In de jongste vijftig jaar is de armoede méér verminderd dan in de vijfhonderd jaar daarvoor. De ontwikkelingslanden gingen in dertig jaar sneller vooruit dan de industrielanden in één eeuw tijd. Het lijkt erop alsof Internationaal Monetair Fonds, Wereldbank, Wereld Handelsorganisatie en andere Oeso’s met recht en reden hun enthousiasme uitbazuinen : liberalisering, deregulering, globalisering, het verbetert de wereld. Het Ontwikkelingsprogramma van de Verenigde Naties ( PNUD in het Frans, UNDP in het Engels) brengt evenwel een ijzige correctie aan : ?Op het einde van de twintigste eeuw is de armoede spectaculair gedaald. Maar een kwart van de bevolking van de planeet blijft in armoede leven. In een wereldeconomie, die 25.000 miljard dollar groot is, is dit een schandaal.?
Het Ontwikkelingsprogramma publiceerde zopas zijn ?Wereldrapport over de Menselijke Ontwikkeling 1997.? De koele cijfers zetten aan tot troosteloosheid, en in elk geval manen ze de internationale financiële en economische instellingen aan tot wat meer nederigheid aan.

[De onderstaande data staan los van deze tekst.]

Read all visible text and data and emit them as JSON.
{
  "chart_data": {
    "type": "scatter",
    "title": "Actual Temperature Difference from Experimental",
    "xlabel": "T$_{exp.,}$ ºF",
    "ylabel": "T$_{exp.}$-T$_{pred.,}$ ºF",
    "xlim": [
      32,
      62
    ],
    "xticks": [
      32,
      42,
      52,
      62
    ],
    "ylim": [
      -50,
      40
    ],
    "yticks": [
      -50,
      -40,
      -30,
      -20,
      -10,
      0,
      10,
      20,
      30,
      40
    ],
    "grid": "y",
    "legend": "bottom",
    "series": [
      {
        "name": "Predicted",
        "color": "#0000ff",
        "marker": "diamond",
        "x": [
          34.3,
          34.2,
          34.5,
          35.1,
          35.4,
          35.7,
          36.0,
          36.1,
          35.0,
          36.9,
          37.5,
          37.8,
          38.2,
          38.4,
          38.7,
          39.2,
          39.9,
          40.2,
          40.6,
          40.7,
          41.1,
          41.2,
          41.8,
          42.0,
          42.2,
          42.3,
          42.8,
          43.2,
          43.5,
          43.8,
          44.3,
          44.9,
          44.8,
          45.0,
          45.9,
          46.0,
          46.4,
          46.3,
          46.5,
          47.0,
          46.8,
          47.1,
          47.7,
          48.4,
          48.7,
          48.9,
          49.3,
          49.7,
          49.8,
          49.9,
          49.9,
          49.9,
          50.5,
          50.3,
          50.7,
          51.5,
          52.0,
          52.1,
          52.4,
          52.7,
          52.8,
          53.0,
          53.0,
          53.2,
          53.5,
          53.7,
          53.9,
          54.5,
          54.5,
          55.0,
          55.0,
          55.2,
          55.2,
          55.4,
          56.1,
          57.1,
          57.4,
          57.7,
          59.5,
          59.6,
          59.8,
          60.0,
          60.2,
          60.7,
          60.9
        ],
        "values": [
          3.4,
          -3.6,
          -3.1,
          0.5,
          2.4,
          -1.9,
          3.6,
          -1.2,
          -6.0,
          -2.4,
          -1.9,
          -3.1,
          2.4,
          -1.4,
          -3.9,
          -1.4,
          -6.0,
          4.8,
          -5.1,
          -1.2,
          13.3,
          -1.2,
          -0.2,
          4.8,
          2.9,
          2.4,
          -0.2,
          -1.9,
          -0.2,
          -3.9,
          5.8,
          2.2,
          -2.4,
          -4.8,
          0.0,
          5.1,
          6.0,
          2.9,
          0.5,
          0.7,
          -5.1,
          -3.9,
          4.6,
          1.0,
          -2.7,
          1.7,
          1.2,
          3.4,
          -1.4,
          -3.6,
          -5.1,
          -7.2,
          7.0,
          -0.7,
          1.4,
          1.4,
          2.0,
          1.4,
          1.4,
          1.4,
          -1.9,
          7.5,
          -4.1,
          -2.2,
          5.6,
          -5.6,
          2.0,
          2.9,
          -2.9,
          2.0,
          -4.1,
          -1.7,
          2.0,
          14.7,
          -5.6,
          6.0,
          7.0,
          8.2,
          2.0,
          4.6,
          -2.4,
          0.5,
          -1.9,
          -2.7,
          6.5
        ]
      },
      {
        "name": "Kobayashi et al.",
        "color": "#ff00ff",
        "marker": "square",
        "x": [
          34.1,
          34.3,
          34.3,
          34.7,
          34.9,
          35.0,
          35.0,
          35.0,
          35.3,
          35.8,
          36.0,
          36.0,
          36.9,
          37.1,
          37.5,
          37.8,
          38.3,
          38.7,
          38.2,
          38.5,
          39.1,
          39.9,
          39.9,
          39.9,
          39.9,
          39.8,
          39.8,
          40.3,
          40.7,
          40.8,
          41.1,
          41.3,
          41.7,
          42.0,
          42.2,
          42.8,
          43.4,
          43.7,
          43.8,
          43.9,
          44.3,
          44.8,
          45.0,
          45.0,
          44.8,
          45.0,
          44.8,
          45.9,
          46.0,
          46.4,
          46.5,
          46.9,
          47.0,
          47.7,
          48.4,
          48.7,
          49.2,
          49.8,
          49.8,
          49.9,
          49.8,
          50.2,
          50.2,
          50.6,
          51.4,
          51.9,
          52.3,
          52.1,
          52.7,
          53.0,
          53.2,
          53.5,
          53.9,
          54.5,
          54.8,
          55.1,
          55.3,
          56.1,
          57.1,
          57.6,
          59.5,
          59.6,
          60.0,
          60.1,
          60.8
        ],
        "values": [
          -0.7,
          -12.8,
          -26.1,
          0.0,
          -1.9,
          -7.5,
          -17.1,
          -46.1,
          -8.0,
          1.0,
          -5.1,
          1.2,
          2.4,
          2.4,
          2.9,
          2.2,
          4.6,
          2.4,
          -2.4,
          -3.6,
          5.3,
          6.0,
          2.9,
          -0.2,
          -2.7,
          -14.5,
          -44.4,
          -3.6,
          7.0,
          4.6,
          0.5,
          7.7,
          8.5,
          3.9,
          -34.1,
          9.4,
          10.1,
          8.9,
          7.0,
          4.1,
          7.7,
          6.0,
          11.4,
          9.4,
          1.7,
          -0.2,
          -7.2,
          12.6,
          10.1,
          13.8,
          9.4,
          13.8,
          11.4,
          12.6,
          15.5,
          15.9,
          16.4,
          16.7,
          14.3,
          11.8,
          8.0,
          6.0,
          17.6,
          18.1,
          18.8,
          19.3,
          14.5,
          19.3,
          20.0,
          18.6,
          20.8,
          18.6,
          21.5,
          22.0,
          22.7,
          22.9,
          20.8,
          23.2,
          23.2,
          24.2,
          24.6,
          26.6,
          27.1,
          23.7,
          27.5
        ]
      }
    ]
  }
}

Natuurlijk scheppen de expansie van de wereldhandel en de groei van de internationale investeringen rijkdom. Maar die valt vooral in de zakken van de al rijke landen. De prachtige macro-economische statistieken misleiden nog geen klein beetje : sedert tien jaar stijgt het economisch product van de wereld de welvaart dus ononderbroken, maar afgelopen jaar gingen 44 landen, met samen één miljard mensen, erop achteruit. Met tien procent van de wereldbevolking vertegenwoordigen de meest achtergebleven landen slechts 0,3 procent van de wereldhandel, twee keer minder dan twintig jaar geleden. Economisch spelen zij eigenlijk niet langer mee. Hun economische ongelijkheid kost de arme landen meer geld dan zij als hulp van de rijke wereld ontvangen. Bovendien leven ook in de industriële landen honderd miljoen mensen onder de armoededrempel. In Amerika en Groot-Brittannië, die hun voorzieningsstaat ontmantelen, neemt de armoede zienderogen toe.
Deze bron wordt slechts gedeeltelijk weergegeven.